そこにエルトがローブに仕立てるときに魔力を付与したわけだが。
(この状態なら属性付与でも、いや、魔術付与も可能かも?)
そう思って、ローブの魔力を調べてみる。
(ほぉ、かなりの量の魔力が練り込まれているな。エルトが張り切って作業した様子が目に浮かぶな。その目もないけど。)

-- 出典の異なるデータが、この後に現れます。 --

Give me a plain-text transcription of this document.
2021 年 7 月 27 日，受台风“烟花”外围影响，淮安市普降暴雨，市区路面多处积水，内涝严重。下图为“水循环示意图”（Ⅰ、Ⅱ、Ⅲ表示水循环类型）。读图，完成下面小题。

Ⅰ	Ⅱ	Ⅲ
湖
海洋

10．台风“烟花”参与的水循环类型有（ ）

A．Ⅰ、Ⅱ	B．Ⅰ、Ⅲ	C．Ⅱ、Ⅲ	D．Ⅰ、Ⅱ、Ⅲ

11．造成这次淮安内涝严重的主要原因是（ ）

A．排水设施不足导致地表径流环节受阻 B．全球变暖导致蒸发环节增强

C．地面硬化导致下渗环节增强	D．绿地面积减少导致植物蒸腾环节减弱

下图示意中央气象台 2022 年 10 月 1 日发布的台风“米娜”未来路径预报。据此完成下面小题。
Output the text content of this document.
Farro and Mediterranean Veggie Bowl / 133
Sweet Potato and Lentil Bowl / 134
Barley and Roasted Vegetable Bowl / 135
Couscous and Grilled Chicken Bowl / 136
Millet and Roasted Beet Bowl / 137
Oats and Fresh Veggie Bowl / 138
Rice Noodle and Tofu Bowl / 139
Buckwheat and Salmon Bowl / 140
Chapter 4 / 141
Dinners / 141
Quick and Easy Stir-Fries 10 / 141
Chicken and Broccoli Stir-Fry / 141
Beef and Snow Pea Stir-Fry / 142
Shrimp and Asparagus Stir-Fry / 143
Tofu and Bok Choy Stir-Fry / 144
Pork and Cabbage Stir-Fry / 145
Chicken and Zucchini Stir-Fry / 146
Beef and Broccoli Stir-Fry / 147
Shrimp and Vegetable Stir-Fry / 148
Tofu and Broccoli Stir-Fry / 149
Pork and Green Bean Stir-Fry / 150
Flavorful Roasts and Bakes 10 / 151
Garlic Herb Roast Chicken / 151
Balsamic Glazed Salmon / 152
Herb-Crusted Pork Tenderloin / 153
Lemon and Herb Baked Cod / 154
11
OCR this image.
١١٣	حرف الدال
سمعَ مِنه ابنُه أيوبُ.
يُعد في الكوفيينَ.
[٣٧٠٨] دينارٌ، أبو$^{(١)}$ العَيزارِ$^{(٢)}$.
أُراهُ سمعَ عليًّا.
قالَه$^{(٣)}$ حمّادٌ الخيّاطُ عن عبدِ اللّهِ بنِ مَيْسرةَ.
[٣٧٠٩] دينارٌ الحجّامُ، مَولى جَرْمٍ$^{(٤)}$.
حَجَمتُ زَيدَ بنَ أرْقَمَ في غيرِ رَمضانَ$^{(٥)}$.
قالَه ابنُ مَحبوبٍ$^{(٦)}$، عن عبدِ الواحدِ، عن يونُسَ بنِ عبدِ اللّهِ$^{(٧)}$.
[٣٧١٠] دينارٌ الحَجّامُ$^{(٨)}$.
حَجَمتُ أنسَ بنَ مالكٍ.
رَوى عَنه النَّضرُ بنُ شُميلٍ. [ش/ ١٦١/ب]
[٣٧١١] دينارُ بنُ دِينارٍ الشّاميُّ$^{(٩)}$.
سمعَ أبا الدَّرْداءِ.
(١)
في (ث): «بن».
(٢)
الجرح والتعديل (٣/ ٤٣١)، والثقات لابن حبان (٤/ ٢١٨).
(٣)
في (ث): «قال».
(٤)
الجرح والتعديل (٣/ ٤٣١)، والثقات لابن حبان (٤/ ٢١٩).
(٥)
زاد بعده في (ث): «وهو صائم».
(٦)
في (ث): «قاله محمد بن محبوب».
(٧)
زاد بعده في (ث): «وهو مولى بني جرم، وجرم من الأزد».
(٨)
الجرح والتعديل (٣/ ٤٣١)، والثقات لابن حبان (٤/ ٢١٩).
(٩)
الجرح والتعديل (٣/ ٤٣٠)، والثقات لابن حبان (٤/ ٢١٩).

これならばっと、火、水、土、空間の四つの属性を付与してみた。
お互いの属性が、バランスよくローブに付与される。
最初は、反発しあうがそれぞれの間にある隙間に布の潜在能力、つまり精霊力を緩衝材として挟み込んだ。
(もう少し、それぞれの属性の魔力量を上げて、、、)
どのくらい時間が経過しただろうか。
(三人がまだ帰ってきていないから、そんなには経過していないと思うが、、、)
四つの属性を同時に付与するという試みは成功した。
そして、このローブにはとある仕組みを組み込んだ。
外部から魔術などの魔力が近づくと、その同属性の魔力が反応する仕組みだ。
(つまりは、魔術シールドだな。)
四つの属性の内、いずれかの魔術攻撃を受けても、装備者へのダメージが軽減されるはずだ。
ただし、限界がある。
このローブに仕込まれた魔力が消費されてしまうとシールド効果は消える。
しかし、ローブには術式を練り込んでいるので、再度魔力を込めれば、再びシールド効果が現れるはずだ。
装備者が魔術を使えるならば、その仕組みがわからなくても効果がでるような親切設計だ。
(さて、もう一着にも同じように魔術シールドを付与するか。)
二回目だったせいか、二着目も案外すんなりとできた。